ABSTRACT
Microorganisms embedded in plant tissues may be defined as ‘‘internalized,’’ derived from ‘‘internal,’’ meaning located inside the plant surface. Functionally, internalized microbes cannot be washed off the plant, they are protected from environmental stresses, and they cannot be inactivated by contact biocides or other surface disinfectants. Inside the plant, most microorganisms are located in spaces between cells called intercellular spaces, whereas plant viruses and certain other pathogens are inside host cells. Microbes in the intercellular spaces are bathed in nearly saturated relative humidity with a gas composition that enables aerobic metabolic activities [1]. The main threat to the survival of internalized microorganisms appears to be mechanisms that protect the plant against microbial attack [1]. As such, the microbe must either evade, counteract, or not induce its host’s defenses. Plant pathogenic microorganisms, which by nature harm plant tissues, have developed ways to cope with host defense
reactions. In contrast, nonplant pathogens usually do not harm living tissues
and, as a consequence, appear unlikely to stimulate plant defenses. Moreover,
the absence of tissue damage reduces the likelihood that nonpathogens will be
exposed to preformed antimicrobial chemicals, which would be compartmen-
talized in the cytoplasm or specialized cells. Microorganisms that are resistant to washing, surface disinfectants, or
environmental stresses are not always internalized. Romantschuk et al. [2]

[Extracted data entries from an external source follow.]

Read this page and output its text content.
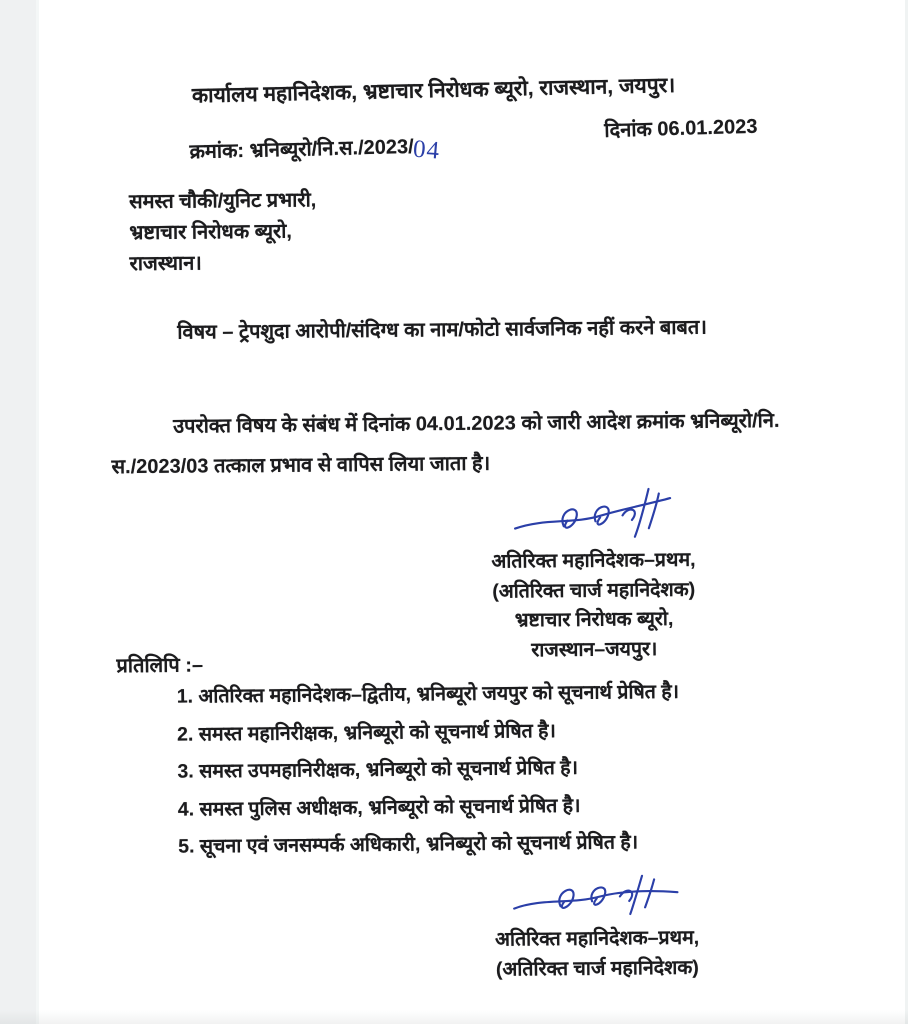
कार्यालय महानिदेशक, भ्रष्टाचार निरोधक ब्यूरो, राजस्थान, जयपुर।
क्रमांक: भ्रनिब्यूरो/नि.स./2023/04
दिनांक 06.01.2023
समस्त चौकी/युनिट प्रभारी,
भ्रष्टाचार निरोधक ब्यूरो,
राजस्थान।
विषय – ट्रेपशुदा आरोपी/संदिग्ध का नाम/फोटो सार्वजनिक नहीं करने बाबत।
उपरोक्त विषय के संबंध में दिनांक 04.01.2023 को जारी आदेश क्रमांक भ्रनिब्यूरो/नि.
स./2023/03 तत्काल प्रभाव से वापिस लिया जाता है।
अतिरिक्त महानिदेशक–प्रथम,
(अतिरिक्त चार्ज महानिदेशक)
भ्रष्टाचार निरोधक ब्यूरो,
राजस्थान–जयपुर।
प्रतिलिपि :–
1. अतिरिक्त महानिदेशक–द्वितीय, भ्रनिब्यूरो जयपुर को सूचनार्थ प्रेषित है।
2. समस्त महानिरीक्षक, भ्रनिब्यूरो को सूचनार्थ प्रेषित है।
3. समस्त उपमहानिरीक्षक, भ्रनिब्यूरो को सूचनार्थ प्रेषित है।
4. समस्त पुलिस अधीक्षक, भ्रनिब्यूरो को सूचनार्थ प्रेषित है।
5. सूचना एवं जनसम्पर्क अधिकारी, भ्रनिब्यूरो को सूचनार्थ प्रेषित है।
अतिरिक्त महानिदेशक–प्रथम,
(अतिरिक्त चार्ज महानिदेशक)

noted that washing leaves, with or without sonication, does not remove all
bacteria that live entirely on the plant surface, perhaps because portions of
this population may embed in surface biofilms or other attached aggregates
(see Chapter 2). Additionally, bacteria have been observed partially buried
in surface waxes [3] and in cracks in the cuticle [4]. Microorganisms embedded
in aggregates, biofilms, surface waxes or ruptures in the cuticle are somewhat
protected against environmental stresses [5] and surface treatments. However,
truly internalized organisms, which are located beneath layers of plant cells,
would have much greater protection. Proof that microorganisms exist inside healthy, unblemished fruits and
vegetables was provided by Samish et al. [6]. Using special surface sterilization
procedures, her group isolated Gram-negative, motile, and rod-shaped bacteria
frequently from tomatoes, cucumbers, English peas, and green beans sampled
from farm fields. Populations were found less frequently in melons and
bananas, whereas successful isolations were infrequent in grapes, citrus fruits,
olives, and peaches. Internal populations of microorganisms would likely be
highest in root tissues [7] and lowest in the acidic environment within certain
fruit tissues [6]. Internalized microorganisms are part of a complex microbial ecosystem
associated with plants [8,9]. Epiphytic microorganisms survive and multiply
on the plant surface, whereas endophytes colonize the interior of plants
without causing noticeable damage [9]. Those that grow on or in plants and
cause damage are plant pathogens [10]. Epiphytes, endophytes, and plant
pathogens may be considered resident microorganisms because they compose
the plant-associated microbial ecosystem. Individual species that fail to
establish a presence in this ecosystem despite one or more introductions are
called casual microorganisms [11]. Casual microbes are usually ill-suited to
survive on the plant surface. Once inside the plant, however, casuals can
survive for prolonged periods of time depending on their ability to adapt to an
environment that is high in humidity but low in available nutrition. However,
under certain conditions, internalized casuals multiply. For example, Dong
et al. [12] observed endophytic growth of Escherichia coli and Salmonella
enterica (strains of Cubana, Typhimurium, and Infantis serovars) in alfalfa
and barrel medic seedlings grown in test tubes. Young [13] noted that water
congestion of leaf tissues enabled a wide range of bacteria to multiply. King
and Bolin [14] reported that severe tissue water congestion caused plant cell
membranes to leak minerals and metabolites, which supported the growth
of saprophytes. Furthermore, the development of large populations of
of and
microorganisms on fresh-cut vegetables could produce nonspecific spoilage, likely because plant defense mechanisms were compromised by anoxia.